To achieve this in the lab required the ability to trap the atoms so that they would not be too badly disturbed by a magnetic tuning field — the usual magnetic trapping methods clearly won't do. Instead, Ketterle et al. managed to trap their condensate in a light field. That isn't easy, as light fields easily destroy condensates unless the fields are closely controlled, and its accomplishment is a masterpiece of experimental technique.

Once they had made the condensate in a magnetic trap, the authors transferred it into an optical one, where the atoms are confined solely by the force a laser field exerts on an atom (Fig. 2). It is only possible to use such a trap because of the remarkably low temperatures, below 1 μK, achieved in the first step of creating the condensate. This makes the atoms slow enough for them to be held in a laser beam of modest power.

Figure 2: Trapping and tweaking a Bose-Einstein condensate.
figure 2

The condensate is first formed by evaporative and laser cooling in a magnetic trap (a). It is then contained by the optical field of a focused infrared laser (b), so that its interactions can be tuned by a uniform magnetic field (c).

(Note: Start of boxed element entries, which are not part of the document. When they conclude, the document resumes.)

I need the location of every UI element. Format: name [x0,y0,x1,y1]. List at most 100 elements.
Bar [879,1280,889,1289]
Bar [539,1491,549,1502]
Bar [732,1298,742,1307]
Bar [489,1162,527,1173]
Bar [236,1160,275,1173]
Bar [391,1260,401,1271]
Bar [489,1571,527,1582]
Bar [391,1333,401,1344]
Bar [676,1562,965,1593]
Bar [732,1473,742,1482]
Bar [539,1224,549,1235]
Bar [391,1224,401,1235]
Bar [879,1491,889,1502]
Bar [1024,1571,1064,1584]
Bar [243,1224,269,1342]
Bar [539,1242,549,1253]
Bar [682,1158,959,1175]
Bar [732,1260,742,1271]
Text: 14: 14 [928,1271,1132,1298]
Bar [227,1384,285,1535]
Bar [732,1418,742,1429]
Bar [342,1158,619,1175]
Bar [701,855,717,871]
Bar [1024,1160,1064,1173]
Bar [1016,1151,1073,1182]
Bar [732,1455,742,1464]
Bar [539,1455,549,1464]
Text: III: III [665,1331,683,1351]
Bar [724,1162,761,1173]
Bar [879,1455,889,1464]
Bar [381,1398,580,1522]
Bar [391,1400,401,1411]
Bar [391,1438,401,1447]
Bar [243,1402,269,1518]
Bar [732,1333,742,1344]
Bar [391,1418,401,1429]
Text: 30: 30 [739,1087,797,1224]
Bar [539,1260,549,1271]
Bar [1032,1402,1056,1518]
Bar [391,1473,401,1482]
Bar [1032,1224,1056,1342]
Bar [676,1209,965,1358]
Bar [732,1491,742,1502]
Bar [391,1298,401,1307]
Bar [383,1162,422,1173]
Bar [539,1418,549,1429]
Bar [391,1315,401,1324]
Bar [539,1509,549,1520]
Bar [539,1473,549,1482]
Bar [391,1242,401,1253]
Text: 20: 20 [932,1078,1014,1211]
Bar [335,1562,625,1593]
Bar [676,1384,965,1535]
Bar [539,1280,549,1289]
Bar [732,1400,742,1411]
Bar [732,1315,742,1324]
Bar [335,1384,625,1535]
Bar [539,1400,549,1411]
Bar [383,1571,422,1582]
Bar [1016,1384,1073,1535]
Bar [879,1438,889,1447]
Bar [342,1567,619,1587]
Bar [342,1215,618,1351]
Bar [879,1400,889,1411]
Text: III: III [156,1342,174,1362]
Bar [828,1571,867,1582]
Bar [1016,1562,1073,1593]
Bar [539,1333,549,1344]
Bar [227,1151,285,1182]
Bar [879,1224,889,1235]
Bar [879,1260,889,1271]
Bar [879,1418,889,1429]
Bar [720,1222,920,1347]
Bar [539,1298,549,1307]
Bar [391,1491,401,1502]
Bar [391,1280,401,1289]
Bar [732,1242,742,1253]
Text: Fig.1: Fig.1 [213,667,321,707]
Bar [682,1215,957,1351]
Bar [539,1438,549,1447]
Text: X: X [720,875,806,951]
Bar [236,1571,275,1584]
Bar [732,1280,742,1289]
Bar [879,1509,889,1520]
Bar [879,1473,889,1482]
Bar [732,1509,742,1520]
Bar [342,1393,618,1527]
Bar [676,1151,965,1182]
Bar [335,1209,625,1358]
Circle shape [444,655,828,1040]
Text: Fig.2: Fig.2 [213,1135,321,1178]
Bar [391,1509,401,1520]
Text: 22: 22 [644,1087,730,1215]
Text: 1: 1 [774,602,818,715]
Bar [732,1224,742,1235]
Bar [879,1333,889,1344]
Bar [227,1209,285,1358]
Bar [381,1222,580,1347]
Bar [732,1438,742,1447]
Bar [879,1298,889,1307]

Ketterle and colleagues could then apply a near-uniform magnetic field (which does not unduly disturb the confinement of the atoms) and observe the changes this produced in the atomic interactions by the effect it has on the properties of the condensate. The changes they see are very marked, and the confirmation of theoretical predictions is impressive.

Being able to tune the interactions offers new ways to control the motion of condensed gases when they are allowed to escape to produce a laser-like source of atoms. By using a magnetic field with a varying field strength, one could focus the matter wave in a clean, loss-free manner. This should lead to more flexible sources of coherent matter waves for clocks, interferometry and lithography, for example.

This tuning knob will also let experimentalists play the game that theorists have been so very fond of in the past. One of the most exciting possibilities would be to form a large, stable condensate with repulsive interactions, and then to switch the interactions to being attractive. That would produce an unstable macroscopic quantum system that would rapidly collapse, ejecting hot atoms and molecules — providing a stringent test of the quantum field theory that is now being developed to treat condensates and their dynamics.